Important Legal Information
The bug bounty program is an experimental and discretionary rewards program for our active Authereum community to encourage and reward those who are helping to improve the platform. It is not a competition. You should know that we can cancel the program at any time, and awards are at the sole discretion of Authereum. In addition, we are not able to issue awards to individuals who are on sanctions lists or who are in countries on sanctions lists. You are responsible for all taxes. All awards are subject to applicable law. Finally, your testing must not violate any law or compromise any data that is not yours.
We reserve the right to modify the bug bounty program or cancel the bug bounty program at any time.
Authereum pledges not to initiate legal action for security research conducted pursuant to all bounty program policies, including good faith, accidental violations. We consider activities conducted consistent with this policy to constitute “authorized” conduct under the Computer Fraud and Abuse Act, the DMCA, and applicable anti-hacking laws such as Cal. Penal Code 502(c). We will not bring a DMCA claim against researchers for circumventing the technological measures we have used to protect the applications in scope of the bounty program.
If legal action is initiated by a third party against you and you have complied with the bounty program policy, we will take steps to make it known that your actions were conducted in compliance with this policy. Please understand that if your security research involves the networks, systems, information, applications, products, or services of another party (which is not us), that third party is not bound by our pledge and may determine whether to pursue legal action.

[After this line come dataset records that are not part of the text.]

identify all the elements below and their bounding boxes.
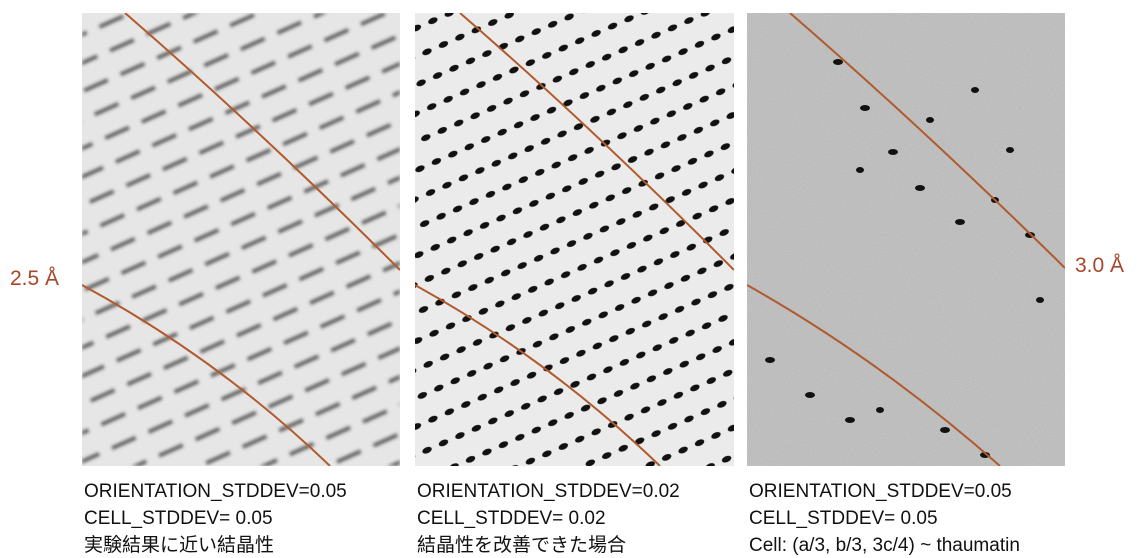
caption-line: CELL_STDDEV= 0.02 [417,508,606,529]
caption-line: Cell: (a/3, b/3, 3c/4) ~ thaumatin [749,535,1020,556]
caption-line: ORIENTATION_STDDEV=0.02 [417,481,680,502]
figure: 2.5 Å 3.0 Å ORIENTATION_STDDEV=0.05 CELL_… [0,0,1138,558]
caption-line: ORIENTATION_STDDEV=0.05 [84,481,347,502]
resolution-label: 2.5 Å [10,267,59,290]
panel-image [415,13,734,466]
panel-image [747,13,1065,466]
panel-image [82,13,400,466]
resolution-label: 3.0 Å [1075,254,1124,277]
caption-line: CELL_STDDEV= 0.05 [84,508,273,529]
caption-line: 実験結果に近い結晶性 [84,534,274,556]
captions: ORIENTATION_STDDEV=0.05 CELL_STDDEV= 0.05… [84,481,1020,556]
caption-line: ORIENTATION_STDDEV=0.05 [749,481,1012,502]
caption-line: CELL_STDDEV= 0.05 [749,508,938,529]
caption-line: 結晶性を改善できた場合 [417,534,626,556]
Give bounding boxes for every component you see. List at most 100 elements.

Authereum cannot and does not authorize security research on other entities.
Please submit a report to us before engaging in conduct that may be inconsistent with or unaddressed by this policy. This report should include a brief description of your intended conduct so that we may determine whether it is consistent with the bounty program policy.
We believe it is critical to provide these assurances in order to allow security researchers to fully investigate potential security vulnerabilities.